Every time we execute an expression, and need to save the result, we wrap the result in an instance of the Value class, so that we are able to store the type of the expression's result and the actual value all in one convenient class. This also helps for type checking.

On the topic of storage, there are several map containers that are important for parserInterp.cpp's function:

// defVar keeps track of all variables that have been defined in the program thus far
map<string, bool> defVar;
// SymTable keeps track of the type for all of our variables
map<string, Token> SymTable;
//Container of temporary locations of Value objects for results of expressions, variables values and constants 
//Key is a variable name, value is its Value. Holds all variables defined by assign statements
map<string, Value> TempsResults;
//declare a pointer variable to a queue of Value objects
queue <Value> * ValQue;

The comments are pretty detailed, but one thing worth mentioning is that ValQue is only used for write and writeln methods, as it is a queue of all the values to be printed to the console.

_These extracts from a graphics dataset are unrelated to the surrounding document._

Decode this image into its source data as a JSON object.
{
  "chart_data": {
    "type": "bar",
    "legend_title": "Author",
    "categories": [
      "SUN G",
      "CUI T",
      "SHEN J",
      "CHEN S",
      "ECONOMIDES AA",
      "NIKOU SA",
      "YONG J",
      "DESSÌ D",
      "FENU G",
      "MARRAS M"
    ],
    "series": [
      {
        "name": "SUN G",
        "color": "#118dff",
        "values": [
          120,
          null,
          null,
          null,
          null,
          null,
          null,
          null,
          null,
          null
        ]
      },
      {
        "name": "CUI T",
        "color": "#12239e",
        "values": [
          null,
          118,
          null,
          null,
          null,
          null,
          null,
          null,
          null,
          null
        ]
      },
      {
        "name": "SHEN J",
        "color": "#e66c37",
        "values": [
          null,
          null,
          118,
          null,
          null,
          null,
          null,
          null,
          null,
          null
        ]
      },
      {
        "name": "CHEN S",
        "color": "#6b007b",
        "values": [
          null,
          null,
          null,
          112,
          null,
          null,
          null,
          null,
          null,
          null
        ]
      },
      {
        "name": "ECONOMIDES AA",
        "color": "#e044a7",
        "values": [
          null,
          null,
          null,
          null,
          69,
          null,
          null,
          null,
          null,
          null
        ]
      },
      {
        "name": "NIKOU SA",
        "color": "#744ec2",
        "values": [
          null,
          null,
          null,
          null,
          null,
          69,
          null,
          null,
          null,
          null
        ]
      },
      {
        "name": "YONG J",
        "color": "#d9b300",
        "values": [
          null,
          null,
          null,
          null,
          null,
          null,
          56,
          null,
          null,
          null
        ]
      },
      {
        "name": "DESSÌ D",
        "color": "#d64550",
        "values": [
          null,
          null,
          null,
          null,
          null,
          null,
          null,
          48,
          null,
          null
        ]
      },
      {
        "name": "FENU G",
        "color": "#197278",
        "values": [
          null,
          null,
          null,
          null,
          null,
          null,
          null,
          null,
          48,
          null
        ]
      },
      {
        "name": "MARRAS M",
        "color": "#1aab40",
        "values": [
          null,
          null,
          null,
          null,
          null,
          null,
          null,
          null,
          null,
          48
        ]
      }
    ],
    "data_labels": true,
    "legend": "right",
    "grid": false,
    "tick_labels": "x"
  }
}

All of this comes together for the full functionality of our interpeter. The entry point to the program and the top of our parse tree is the prog method. The driver program, prog3.cpp, only needs to call the prog method and pass in a reference to an istream object to run the entire program contained in the file pointed to by the in pointer. Once prog is called, it begins the execution of the parse tree. Every method in the parse tree calls the GetNextToken method in lex.cpp, checking for syntactic and lexical errors along the way, until the entire program file has been read through and executed, or until a syntactic or lexical error is reached, in which case the program exits.

Now that you have a theoretical understanding of how these programs work, I would greatly encourage anyone interested to download the source code and try writing/running your own program in this given programming language. There are various examples of programs given in the tests folder here on Github. Happy coding!